A partir daí, a organização iniciou represálias. Em outubro de 2001, matou Rehavem Zeevi, o ministro do Turismo de Israel de discurso radical e defensor da “transferência” dos palestinos para fora dos Territórios Ocupados de Gaza e Cisjordânia. O novo chefe da FPLP, e representante da sua ala mais radical, Ahmad Saadat foi preso arbitrariamente pela Autoridade Nacional Palestina (ANP) em janeiro de 2002. Junto com os outros quatro membros da FPLP, foram transferidos à prisão de Jericó e colocados sob a proteção do Acordo de Ramallah. O Acordo determinava que a vida dos cinco militantes seria protegida pela presença permanente de guardas, ou monitores, norte-americanos e ingleses. Qualquer alteração no status dos prisioneiros só poderia ser resultado de um comum acordo entre Israel e a ANP.
Em clara violação desse Acordo e, podemos dizer devido ao caráter da operação, de todos os acordos já assinados por Israel, o seu exército invadiu Jericó, matou dois inocentes, feriu 14, impediu o acesso das ambulâncias de socorro, derrubou as paredes da prisão com seus imensos buldozeres blindados; com megafones, ameaçou de morte qualquer um que se interpusesse em seu caminho; e capturou aqueles cinco prisioneiros políticos que em 2001 responderam à política israelense de assassinato selecionado, na mesma moeda, assassinando um dos seus.

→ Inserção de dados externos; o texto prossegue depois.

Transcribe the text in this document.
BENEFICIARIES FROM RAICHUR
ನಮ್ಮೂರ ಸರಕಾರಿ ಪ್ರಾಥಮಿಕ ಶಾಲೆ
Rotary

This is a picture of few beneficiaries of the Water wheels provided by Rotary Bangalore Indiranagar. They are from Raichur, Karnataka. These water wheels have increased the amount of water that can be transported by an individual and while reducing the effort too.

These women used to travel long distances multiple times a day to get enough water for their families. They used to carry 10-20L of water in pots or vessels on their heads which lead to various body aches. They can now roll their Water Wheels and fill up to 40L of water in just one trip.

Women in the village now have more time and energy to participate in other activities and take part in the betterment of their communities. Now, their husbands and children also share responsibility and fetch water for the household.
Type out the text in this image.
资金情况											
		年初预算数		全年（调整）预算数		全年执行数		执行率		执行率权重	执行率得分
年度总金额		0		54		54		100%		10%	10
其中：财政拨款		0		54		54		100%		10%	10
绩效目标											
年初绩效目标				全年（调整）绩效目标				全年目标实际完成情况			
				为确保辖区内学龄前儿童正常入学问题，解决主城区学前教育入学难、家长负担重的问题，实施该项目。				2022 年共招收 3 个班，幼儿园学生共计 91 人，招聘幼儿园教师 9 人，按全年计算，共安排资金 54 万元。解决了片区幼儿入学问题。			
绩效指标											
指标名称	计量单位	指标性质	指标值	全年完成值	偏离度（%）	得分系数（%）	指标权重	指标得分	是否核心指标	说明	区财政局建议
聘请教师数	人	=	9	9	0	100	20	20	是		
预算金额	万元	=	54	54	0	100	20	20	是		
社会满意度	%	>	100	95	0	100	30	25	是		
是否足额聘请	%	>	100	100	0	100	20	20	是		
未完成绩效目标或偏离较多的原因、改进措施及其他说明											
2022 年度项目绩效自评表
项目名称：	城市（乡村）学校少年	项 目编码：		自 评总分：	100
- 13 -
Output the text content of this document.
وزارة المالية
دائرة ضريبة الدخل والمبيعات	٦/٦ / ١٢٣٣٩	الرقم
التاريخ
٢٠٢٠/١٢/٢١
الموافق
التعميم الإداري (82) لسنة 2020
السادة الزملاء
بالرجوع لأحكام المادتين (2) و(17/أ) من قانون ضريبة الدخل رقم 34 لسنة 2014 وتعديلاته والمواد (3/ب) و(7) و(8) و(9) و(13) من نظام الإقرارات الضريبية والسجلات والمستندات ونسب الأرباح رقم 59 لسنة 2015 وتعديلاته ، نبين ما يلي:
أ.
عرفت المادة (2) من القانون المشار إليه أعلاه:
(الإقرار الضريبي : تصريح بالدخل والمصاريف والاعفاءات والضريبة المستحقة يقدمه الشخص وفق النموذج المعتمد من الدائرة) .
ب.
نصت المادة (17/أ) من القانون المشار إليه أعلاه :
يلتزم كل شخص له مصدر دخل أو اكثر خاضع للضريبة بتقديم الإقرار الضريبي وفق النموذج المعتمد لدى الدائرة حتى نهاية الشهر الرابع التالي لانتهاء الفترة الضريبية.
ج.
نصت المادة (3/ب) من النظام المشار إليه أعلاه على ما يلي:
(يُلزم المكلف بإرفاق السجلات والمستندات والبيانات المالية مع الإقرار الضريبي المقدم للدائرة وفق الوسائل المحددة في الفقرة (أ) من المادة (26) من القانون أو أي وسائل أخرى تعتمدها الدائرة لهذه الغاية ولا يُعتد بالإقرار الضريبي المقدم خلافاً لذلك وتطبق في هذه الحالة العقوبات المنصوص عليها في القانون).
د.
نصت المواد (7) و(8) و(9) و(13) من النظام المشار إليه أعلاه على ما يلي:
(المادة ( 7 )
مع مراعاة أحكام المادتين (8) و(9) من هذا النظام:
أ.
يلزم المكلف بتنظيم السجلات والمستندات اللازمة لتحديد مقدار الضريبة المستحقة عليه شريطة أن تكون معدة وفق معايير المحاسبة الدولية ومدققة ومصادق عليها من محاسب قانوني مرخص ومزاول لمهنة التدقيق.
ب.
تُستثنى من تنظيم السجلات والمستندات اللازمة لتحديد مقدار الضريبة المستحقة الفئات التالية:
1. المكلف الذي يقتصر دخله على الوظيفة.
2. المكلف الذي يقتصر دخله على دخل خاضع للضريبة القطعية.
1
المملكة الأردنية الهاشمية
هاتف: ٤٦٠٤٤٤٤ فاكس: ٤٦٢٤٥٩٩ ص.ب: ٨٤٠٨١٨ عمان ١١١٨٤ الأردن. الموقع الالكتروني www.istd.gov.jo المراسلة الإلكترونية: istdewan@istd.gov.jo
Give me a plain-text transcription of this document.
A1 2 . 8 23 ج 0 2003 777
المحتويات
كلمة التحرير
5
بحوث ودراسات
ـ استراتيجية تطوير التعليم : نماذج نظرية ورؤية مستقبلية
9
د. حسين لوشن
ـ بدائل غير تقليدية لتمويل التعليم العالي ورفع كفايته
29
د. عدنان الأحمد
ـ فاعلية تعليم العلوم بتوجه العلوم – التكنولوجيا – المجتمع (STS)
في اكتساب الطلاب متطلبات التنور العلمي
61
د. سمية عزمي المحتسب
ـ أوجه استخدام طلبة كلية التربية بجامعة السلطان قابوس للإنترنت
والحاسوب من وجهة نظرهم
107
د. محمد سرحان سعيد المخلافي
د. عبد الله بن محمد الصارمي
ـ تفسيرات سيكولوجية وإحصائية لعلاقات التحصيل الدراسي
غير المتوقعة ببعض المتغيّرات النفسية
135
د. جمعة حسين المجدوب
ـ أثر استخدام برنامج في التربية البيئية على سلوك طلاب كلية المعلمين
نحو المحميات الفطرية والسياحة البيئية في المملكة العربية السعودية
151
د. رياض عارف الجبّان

Até quando a resistência palestina vai continuar jogando o jogo de Israel? Até quando vão empregar as armas contra a quarta potência militar do planeta? Como bem lembra Amira Hass, Israel joga xadrez, enquanto os palestinos rebatem no pingue-pongue. Se a resistência palestina souber responder da maneira certa à invasão de Jericó, sem recorrer a atentados suicidas ou aos foguetes Quassam, tem em mãos uma excelente oportunidade de desmascarar a política israelense, além da cumplicidade dos Estados Unidos e União Européia, e começar a ditar as regras do jogo.